The deputy secretary-general of CAAM, Ye Shengji, has said that he expects NEV sales to jump by nearly 40% to 1.8m units over the course of this year. He believes that consumers are becoming more willing to buy EVs as the technology improves in terms of battery reliability and range.

That growth comes on top of the fact that China is already the largest market for EVs in the world by a large margin.

The contenders

For now, the EV market in China is dominated by big, recognised names such as Tesla, Xpeng, and Nio, and these brands have helped to build the profile of EVs in China. But the market has a chance to diversify as smaller, low cost, locally manufactured models enter the market.

The Shanghai-GMWuling Hong Guang MINI EV is one such model that has made significant contributions to the market, with its 120km-range variant priced at just US$4,400.

In the post-pandemic world, this fills an important niche for low-cost personal transportation, especially for urban professionals.

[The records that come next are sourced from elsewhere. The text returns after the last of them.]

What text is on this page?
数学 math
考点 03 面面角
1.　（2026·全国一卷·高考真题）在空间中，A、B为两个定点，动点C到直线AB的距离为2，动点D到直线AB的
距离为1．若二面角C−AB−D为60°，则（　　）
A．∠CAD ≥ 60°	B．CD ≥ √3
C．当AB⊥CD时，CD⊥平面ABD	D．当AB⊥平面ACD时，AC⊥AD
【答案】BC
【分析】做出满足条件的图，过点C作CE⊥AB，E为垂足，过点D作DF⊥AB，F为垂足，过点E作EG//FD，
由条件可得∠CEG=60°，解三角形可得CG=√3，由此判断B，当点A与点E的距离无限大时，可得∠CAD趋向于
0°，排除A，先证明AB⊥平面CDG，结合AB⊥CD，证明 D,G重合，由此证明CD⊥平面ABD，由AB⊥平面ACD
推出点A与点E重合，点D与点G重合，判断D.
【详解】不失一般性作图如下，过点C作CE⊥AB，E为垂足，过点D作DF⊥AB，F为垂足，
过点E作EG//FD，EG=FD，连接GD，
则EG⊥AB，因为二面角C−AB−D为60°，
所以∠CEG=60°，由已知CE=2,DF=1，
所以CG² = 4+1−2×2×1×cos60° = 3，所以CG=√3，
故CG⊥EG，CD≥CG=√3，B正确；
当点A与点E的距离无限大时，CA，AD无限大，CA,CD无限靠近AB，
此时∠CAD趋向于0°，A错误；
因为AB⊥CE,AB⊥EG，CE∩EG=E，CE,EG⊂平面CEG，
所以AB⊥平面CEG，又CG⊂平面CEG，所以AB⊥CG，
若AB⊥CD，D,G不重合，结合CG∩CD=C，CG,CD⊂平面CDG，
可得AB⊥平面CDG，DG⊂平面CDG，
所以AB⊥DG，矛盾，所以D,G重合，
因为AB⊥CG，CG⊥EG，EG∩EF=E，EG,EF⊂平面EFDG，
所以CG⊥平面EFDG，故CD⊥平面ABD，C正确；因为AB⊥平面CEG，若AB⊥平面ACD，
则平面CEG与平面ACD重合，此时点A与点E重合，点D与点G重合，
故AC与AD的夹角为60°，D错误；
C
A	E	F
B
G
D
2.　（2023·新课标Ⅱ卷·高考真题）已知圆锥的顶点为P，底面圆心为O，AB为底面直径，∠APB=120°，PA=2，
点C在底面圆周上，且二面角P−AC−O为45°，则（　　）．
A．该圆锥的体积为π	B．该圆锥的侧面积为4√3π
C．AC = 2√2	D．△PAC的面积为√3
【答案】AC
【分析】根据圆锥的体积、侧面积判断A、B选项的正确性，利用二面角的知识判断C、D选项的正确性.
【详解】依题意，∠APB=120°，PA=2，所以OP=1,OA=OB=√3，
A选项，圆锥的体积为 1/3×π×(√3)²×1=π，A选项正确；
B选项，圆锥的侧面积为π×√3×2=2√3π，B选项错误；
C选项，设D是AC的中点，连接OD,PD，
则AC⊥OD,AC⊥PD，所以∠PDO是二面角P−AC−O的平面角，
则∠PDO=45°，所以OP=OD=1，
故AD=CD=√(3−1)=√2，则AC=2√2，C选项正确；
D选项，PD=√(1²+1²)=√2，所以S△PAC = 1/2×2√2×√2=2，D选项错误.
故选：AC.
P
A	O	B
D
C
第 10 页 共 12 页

It is joined by other low-cost models such as the Great Wall Ora R1, SAIC's Baojun E-series and the Chery eQ.

This pattern is reflected in China’s auto finance market as well, with automotive finance companies outperforming commercial banks to hold 45% of the market share in 2018 thanks to superiority in licenses, resources and 4S stores.

However, the online sector is also rapidly making headway with companies such as Alibaba, Tencent, Baidu, JD.com, and Autohome taking a foothold in the market. Late in 2019 JD Finance rolled out its online instalment product Car IOU, a one-stop auto finance services for buyers.

These firms still face a steep challenge taking on manufacturer-backed auto finance companies, with businesses such as chedai.com and mljr.com already facing bankruptcy.

In the aftermath of the Covid-19 pandemic, market concentration is expected to increase alongside client trust in automakers and automotive finance companies, who are expected to control as much as 55% of the market by 2026. Whether those trends are also going to be reflected in the global market remains to be seen.